‘What gets measured gets managed’.
If you’re not measuring something, you’re unlikely to be able to manage it well.
If someone’s motivated enough already to do something, you won’t need to monitor them.
But most people aren’t motivated to do most things, and that’s where measurement comes in.
If you’re doing something you’re not particularly keen on doing, and no one is tracking your performance, you’ll lose interest and slip up eventually.
So you find something to measure, and that’s a metric.
Whether it’s someone’s grades or a company’s valuation or a country’s GDP, it’s a metric that measures something – some sort of performance.
It’s easy to see where that saying comes from.
Managing Metrics
Sometimes, when managing the metric, the metric ends up managing everyone.
The metric becomes the goal, an end in itself, the ‘target’ for everyone to achieve.
And people, companies and countries end up assessing and judging their self-worth based on the metric.
In school you might hear that the goal is to get an A; do that and you’re a good kid; if you don’t, you’re not.
In business you might hear that the goal is to get valued at a billion dollars and become a unicorn, do that and you’re successful; if you don’t, you’re not.
In public policy / admin, you might believe the goal is to grow GDP as fast as you can; do that and your country’s doing well, if you don’t, it’s not.
Shifting Goalposts
The point of schooling used to be something else, perhaps learning or something like that; now it’s become getting a good grade.
Grades would come about on their own if someone had done the learning right.
You can get great grades without learning anything at all.
Business used to be about something else, perhaps making profits or providing valuable products/service; it seems to be moving towards convincing people you’re worth so much.
Valuation would come about on its own if the business made money or created actual ‘value’.

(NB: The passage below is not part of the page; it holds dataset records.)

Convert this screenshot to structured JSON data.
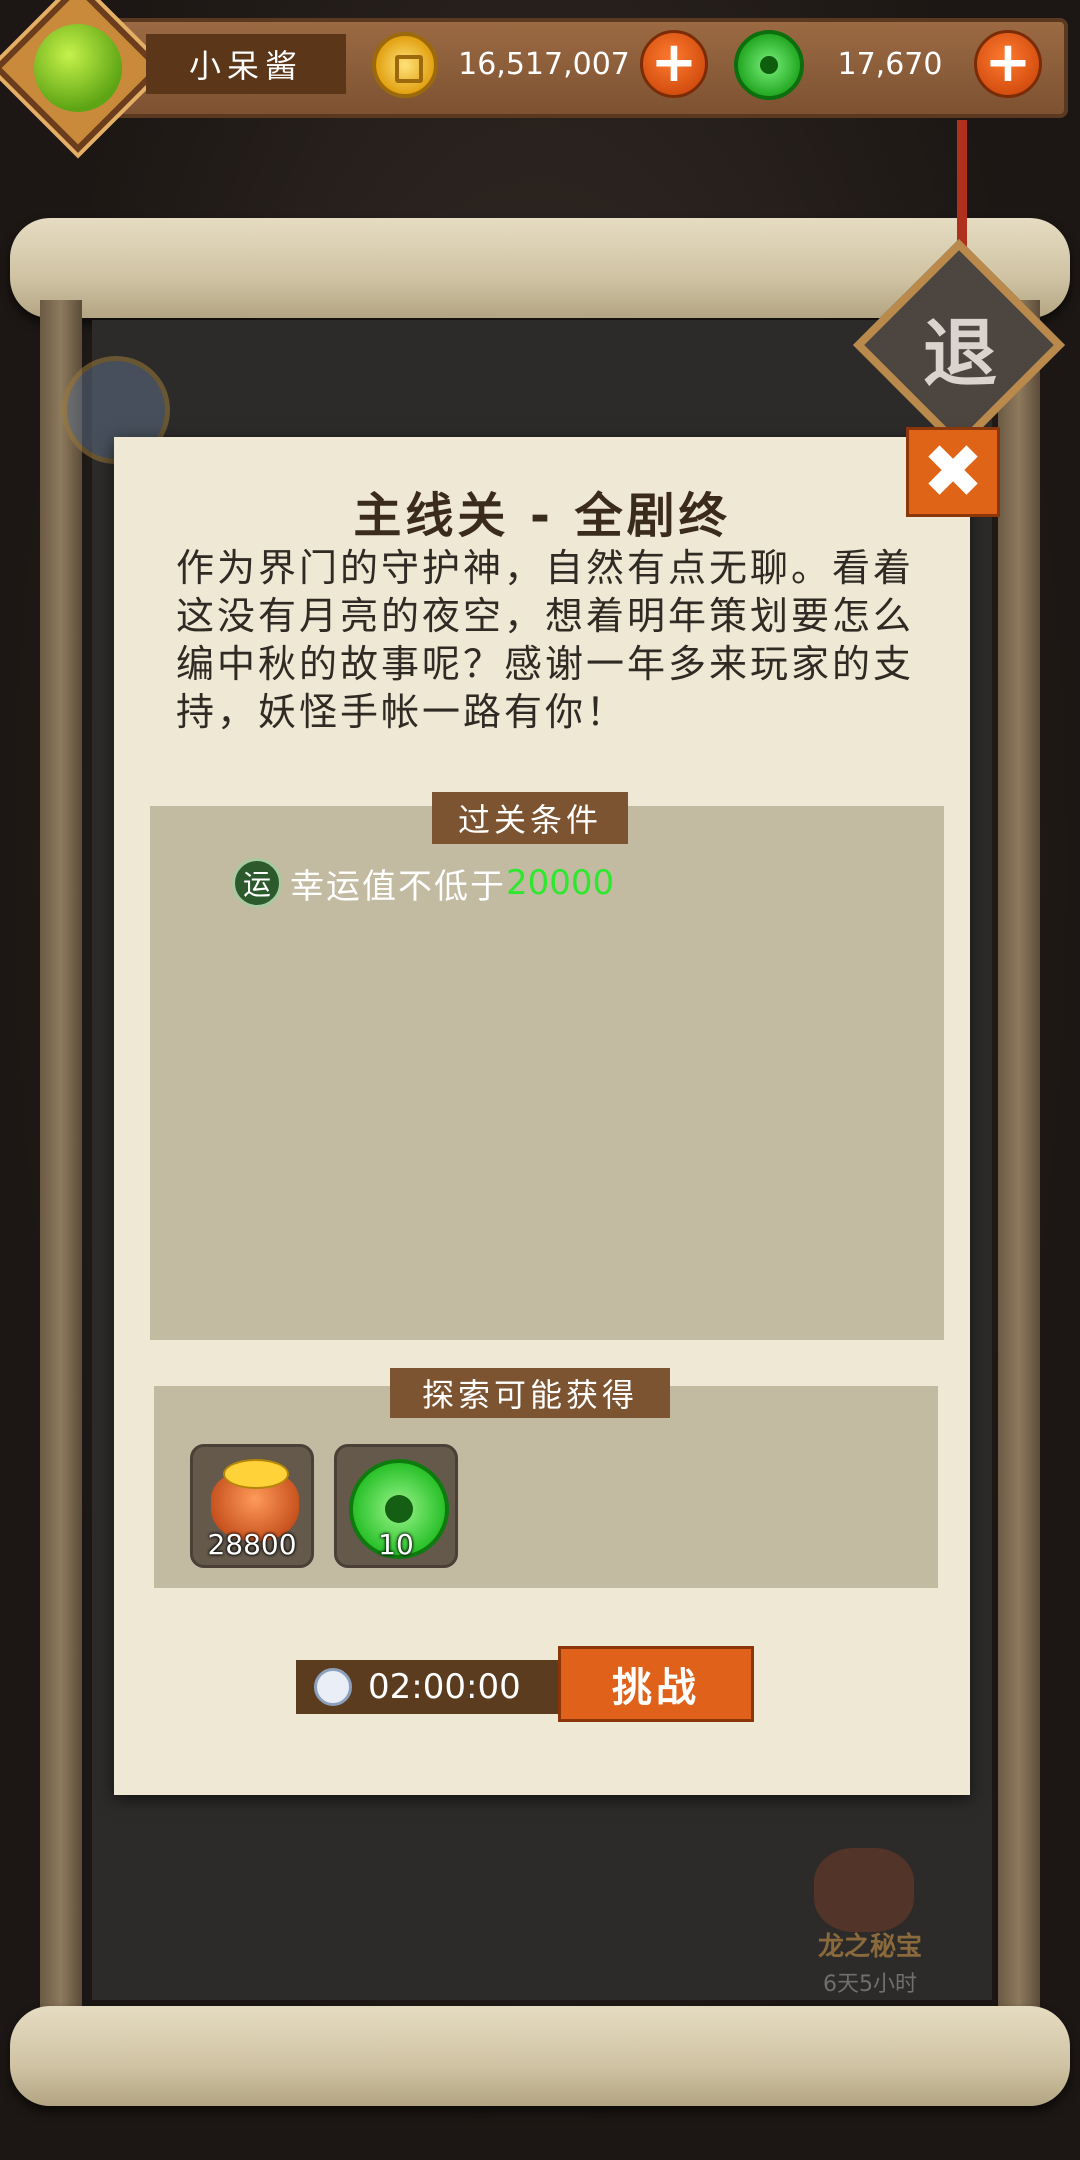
{
  "header": {
    "player_name": "小呆酱",
    "coins": "16,517,007",
    "jade": "17,670",
    "exit_label": "退"
  },
  "dialog": {
    "title": "主线关 - 全剧终",
    "story": "作为界门的守护神，自然有点无聊。看着这没有月亮的夜空，想着明年策划要怎么编中秋的故事呢？感谢一年多来玩家的支持，妖怪手帐一路有你！",
    "conditions_tab": "过关条件",
    "condition_icon_label": "运",
    "condition_text": "幸运值不低于",
    "condition_value": "20000",
    "rewards_tab": "探索可能获得",
    "rewards": [
      {
        "icon": "gold-bag-icon",
        "count": "28800"
      },
      {
        "icon": "jade-ring-icon",
        "count": "10"
      }
    ],
    "timer": "02:00:00",
    "challenge_label": "挑战",
    "close_label": "✖"
  },
  "event": {
    "title": "龙之秘宝",
    "time_left": "6天5小时"
  }
}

You can be valued highly without making money or even offering much value to customers.
The goal of admin is making people’s lives better and easier, assuming they have that aspiration and put some effort themselves, of course.
GDP and other metrics would reflect that if it’s done well.
You can grow fast, but all that growth be concentrated in a small percentile of the population, or driven solely by a few sectors of the economy.
Metrics ≠ Performance
The metric doesn’t tell you the whole story.
Just because two people score the same on an exam, doesn’t mean they’ve learnt equally well.
There’s a huge difference between learning something and studying it to score on an exam. Which is perhaps why there’s often a similar gulf between what you’ve learnt and what you’ve scored.
And just because two companies are valued equally doesn’t mean they are equally ‘valuable’.
Two countries too might grow at the same rate, or even have the same GDP per capita, but that doesn’t say anything about them being ‘similar’.
A percentage point growth from agriculture would have very different implications than the same growth from services.
Just as GDP per capita might say nothing about how GDP is distributed among people, or even where it comes from – if it’s a country riding off its natural resources or one building exports.
Metrics Matter
The problem isn’t with these particular metrics – grades, valuation, GDP.
If you replaced them with substitutes, the same thing would play out all over again.
Abandoning metrics entirely would be much worse – now there’s no way to know anything at all about what you’re doing, so anyone can claim anything.
And without the fear that their performance is being watched, people might stop performing.
The problem starts with believing that you can reduce a complex variable to a single metric – that you can equate learning with ‘grade’, a business’ potential with ‘valuation’, and a country’s progress with ‘GDP’.
And it then reaches its climax in chasing the metric above all else.
This is epitomized and comes to life in the ‘target-driven’ approach – aim for this grade, this valuation, this goal.
Perhaps it’s intellectual laziness – it’s too laborious to go into the nitty-gritty of the subject and come up with a nuanced picture. Or simply convenience – for most purposes, like conversation, this is sufficient; it’s too tiresome to dive into the details.
But it’s still good to know that the metric is not reality.
Then you have an idea when the metric is wrong.
When you’ve studied well but didn’t get a good grade that day – so you don’t let it affect you.
Or when you score high but know that you don’t really understand the subject at all – so you can try to improve.
You’ll be able to differentiate between the metric and the thing it seeks to measure.
To understand the difference between ‘learning’ / ‘intelligence’, and ‘getting good grades’.
And then you can combine more than one metric, so each can help patch up what the other doesn’t tell you, and in that way reveal more of the whole story.
So you can use metrics the way they’re meant to be used, to track your performance, without confusing them to be your performance.